Pada Rabu (16/3), sejumlah fraksi, seperti Partai Demokrasi Indonesia Perjuangan, Partai Keadilan Sejahtera, dan Partai Persatuan Pembangunan mengusulkan penundaan amendemen untuk PPHN, Kompas (17/3/2022). Salah satunya karena amendemen rawan melebar ke pasal-pasal lain di konstitusi. Apalagi belakangan muncul usulan penundaan Pemilu 2024 yang berimplikasi pada perpanjangan masa jabatan presiden-wakil presiden.
Baca juga: Fraksi PDI-P di MPR Mengusulkan agar Amendemen Ditunda
Djarot menegaskan, kajian oleh Badan Pengkajian MPR hanya terkait haluan negara. Tidak pernah ada bahasan tentang penundaan pemilu maupun penambahan masa jabatan presiden-wakil presiden. Setiap usulan amendemen pun seharusnya melalui kajian matang dan mendalam seperti halnya untuk PPHN. "Untuk mengajukan amandemen idealnya harus melalui kajian yang mendalam, tidak bisa sembarangan, dan harus memikirkan kepentingan bangsa negara ke depan, bukan kepentingan individu maupun kelompok dan prosesnya melibatkan semua pemangku kepentingan," tuturnya.
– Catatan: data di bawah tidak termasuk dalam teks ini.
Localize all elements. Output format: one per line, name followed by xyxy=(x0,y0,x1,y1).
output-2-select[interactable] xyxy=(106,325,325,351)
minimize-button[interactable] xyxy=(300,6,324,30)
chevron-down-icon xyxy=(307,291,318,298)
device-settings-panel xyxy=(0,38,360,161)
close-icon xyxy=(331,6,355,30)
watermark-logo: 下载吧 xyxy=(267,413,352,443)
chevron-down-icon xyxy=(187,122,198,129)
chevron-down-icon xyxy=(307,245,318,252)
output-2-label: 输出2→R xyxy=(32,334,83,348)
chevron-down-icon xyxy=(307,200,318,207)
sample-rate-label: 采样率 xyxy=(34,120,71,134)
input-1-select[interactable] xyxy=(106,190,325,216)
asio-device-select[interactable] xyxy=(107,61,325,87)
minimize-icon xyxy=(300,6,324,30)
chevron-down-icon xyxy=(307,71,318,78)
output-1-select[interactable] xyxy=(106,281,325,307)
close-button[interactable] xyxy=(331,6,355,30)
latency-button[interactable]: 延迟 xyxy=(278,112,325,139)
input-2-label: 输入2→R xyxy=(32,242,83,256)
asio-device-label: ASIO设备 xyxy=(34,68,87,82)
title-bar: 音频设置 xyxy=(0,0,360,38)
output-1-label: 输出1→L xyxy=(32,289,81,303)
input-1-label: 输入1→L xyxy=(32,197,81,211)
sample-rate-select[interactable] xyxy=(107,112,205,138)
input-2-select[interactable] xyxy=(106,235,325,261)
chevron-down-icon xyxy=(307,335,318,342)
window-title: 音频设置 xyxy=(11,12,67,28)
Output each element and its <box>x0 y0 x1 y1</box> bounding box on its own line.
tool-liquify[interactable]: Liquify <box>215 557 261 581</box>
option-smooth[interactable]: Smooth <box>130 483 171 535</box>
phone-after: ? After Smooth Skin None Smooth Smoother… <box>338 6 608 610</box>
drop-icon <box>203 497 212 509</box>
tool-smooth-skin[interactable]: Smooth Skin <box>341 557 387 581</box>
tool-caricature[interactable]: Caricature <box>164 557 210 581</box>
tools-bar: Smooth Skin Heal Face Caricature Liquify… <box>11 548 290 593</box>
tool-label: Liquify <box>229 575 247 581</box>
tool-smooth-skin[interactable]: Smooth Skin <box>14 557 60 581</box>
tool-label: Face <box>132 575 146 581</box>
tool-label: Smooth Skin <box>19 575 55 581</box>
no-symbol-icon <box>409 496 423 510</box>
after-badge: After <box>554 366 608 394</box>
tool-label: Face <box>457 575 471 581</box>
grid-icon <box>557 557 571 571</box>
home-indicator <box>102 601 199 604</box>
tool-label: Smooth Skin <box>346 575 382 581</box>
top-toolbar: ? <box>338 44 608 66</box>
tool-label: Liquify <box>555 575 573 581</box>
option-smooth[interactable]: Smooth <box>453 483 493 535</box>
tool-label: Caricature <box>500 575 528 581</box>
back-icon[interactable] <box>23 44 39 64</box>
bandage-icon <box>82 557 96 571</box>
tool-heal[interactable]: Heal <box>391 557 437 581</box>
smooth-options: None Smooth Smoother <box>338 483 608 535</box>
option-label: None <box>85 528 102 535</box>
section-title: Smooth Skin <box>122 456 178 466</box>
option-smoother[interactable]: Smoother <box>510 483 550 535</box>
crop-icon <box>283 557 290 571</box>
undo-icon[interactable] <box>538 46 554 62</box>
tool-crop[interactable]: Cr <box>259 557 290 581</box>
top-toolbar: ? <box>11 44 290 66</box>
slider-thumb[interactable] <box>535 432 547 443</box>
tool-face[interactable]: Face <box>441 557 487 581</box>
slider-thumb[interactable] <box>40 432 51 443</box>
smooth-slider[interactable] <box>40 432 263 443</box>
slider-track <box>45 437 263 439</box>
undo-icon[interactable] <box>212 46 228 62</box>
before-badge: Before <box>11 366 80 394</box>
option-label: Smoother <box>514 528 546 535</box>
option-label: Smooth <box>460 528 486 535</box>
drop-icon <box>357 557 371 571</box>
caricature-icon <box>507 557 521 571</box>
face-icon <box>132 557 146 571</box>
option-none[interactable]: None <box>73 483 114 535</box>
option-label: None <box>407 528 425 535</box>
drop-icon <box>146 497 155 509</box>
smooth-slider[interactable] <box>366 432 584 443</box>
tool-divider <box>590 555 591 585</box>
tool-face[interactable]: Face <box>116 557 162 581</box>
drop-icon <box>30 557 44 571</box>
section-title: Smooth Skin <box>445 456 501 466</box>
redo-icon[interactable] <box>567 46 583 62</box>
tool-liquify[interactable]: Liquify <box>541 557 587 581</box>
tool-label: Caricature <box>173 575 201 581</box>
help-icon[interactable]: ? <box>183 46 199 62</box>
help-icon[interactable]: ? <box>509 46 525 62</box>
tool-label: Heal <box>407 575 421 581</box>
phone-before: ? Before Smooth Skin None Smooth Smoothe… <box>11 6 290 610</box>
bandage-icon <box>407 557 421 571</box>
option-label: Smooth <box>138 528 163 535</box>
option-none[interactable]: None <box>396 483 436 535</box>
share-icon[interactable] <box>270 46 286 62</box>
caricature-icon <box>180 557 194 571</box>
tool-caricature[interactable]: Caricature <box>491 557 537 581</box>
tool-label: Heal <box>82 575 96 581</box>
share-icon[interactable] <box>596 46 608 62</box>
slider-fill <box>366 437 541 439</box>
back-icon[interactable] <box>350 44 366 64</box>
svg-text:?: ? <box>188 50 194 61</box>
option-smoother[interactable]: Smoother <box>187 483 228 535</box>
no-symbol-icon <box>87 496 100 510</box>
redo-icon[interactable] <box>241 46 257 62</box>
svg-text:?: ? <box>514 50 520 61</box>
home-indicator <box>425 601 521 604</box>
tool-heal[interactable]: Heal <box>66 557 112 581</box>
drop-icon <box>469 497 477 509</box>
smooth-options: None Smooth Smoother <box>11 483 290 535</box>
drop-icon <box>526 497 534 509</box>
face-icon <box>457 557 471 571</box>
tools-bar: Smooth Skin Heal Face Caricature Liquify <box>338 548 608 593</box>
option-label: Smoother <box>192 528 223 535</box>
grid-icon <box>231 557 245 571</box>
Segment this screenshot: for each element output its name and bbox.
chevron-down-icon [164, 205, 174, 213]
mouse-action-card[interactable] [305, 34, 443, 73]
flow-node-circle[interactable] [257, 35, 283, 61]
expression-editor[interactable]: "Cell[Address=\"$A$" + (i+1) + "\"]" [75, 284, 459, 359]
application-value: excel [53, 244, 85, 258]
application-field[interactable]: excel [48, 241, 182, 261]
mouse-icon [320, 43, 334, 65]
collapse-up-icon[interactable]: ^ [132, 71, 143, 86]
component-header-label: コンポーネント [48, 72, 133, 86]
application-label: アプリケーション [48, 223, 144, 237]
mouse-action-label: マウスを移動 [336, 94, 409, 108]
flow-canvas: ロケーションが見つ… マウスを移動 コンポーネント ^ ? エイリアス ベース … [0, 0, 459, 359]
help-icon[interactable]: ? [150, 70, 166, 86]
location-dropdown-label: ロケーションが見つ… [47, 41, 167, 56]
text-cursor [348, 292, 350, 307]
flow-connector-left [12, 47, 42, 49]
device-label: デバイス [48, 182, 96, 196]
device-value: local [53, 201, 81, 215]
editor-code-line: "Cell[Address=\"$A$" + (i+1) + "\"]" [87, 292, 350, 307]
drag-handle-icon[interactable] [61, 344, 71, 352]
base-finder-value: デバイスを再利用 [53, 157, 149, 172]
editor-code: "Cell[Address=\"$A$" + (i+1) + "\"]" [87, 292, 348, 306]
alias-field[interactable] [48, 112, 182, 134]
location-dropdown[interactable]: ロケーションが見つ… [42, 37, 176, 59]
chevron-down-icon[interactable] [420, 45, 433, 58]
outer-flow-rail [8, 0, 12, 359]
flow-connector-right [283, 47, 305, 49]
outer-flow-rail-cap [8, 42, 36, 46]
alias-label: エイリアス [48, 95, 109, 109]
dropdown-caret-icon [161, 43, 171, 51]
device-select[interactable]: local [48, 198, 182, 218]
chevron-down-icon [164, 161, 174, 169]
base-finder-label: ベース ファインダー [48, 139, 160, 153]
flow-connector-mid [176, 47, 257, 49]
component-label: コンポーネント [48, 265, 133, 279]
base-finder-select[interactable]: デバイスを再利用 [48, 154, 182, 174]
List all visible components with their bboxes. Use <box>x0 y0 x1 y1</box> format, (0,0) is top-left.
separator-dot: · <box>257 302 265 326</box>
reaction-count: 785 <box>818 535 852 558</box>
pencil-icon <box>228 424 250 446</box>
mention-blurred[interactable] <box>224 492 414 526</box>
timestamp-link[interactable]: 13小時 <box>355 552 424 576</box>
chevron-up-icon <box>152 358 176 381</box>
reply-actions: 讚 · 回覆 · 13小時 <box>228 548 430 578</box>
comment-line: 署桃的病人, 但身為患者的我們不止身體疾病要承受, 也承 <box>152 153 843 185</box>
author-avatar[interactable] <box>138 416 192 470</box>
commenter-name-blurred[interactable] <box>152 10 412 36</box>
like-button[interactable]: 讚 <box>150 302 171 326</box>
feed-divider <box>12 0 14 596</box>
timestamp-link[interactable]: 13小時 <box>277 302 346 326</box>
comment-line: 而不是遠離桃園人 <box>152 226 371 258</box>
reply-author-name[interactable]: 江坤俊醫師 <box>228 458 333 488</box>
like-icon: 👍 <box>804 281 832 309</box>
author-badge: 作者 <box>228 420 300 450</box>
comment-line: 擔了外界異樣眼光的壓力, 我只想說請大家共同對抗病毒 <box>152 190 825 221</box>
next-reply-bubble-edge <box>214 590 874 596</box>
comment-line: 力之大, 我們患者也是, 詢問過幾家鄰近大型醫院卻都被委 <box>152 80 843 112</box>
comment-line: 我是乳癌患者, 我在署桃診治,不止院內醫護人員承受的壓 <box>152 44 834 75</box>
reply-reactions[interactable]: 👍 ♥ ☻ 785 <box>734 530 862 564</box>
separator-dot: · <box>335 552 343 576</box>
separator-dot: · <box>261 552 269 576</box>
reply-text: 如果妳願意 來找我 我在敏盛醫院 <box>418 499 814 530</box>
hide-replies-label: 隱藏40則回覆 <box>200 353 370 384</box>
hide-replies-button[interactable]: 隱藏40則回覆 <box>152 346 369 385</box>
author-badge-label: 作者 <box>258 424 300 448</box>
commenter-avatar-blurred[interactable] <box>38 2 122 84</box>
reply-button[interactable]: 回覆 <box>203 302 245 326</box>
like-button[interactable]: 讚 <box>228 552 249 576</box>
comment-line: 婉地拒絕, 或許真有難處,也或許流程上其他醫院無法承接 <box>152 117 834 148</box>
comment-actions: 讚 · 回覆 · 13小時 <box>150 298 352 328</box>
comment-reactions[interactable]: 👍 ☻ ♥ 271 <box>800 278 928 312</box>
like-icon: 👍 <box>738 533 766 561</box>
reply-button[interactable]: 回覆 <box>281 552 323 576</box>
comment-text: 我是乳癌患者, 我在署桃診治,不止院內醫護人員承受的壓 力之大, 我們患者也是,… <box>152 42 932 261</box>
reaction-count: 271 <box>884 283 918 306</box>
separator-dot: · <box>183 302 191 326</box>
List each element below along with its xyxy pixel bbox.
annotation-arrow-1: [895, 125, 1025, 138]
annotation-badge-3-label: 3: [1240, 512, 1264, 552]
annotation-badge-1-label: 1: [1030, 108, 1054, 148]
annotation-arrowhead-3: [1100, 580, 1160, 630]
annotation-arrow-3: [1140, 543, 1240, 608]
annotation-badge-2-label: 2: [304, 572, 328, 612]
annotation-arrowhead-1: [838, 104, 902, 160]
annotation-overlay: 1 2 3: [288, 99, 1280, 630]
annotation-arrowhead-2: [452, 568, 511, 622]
Terkait PPHN, dari kajian sementara, menurut Djarot, ada dua opsi payung hukum untuk PPHN. Opsi dimaksud adalah ketetapan MPR atau undang-undang. Pembentukan undang-undang tidak membutuhkan amendemen konstitusi. Begitu pula ketetapan MPR dimungkinkan tanpa melalui amendemen.
Menurut dia, ada pakar hukum tata negara yang menyampaikan hal tersebut meski ada pula pakar yang menilai amendemen dibutuhkan agar MPR bisa menerbitkan ketetapan MPR, terutama yang isinya mengikat lembaga lain. Kedua opsi payung hukum itu termasuk yang diserahkan ke pimpinan MPR untuk menindaklanjutinya. ”Kami tidak memiliki kewenangan menentukan bentuk hukumnya karena sifatnya merupakan kajian,” kata Djarot.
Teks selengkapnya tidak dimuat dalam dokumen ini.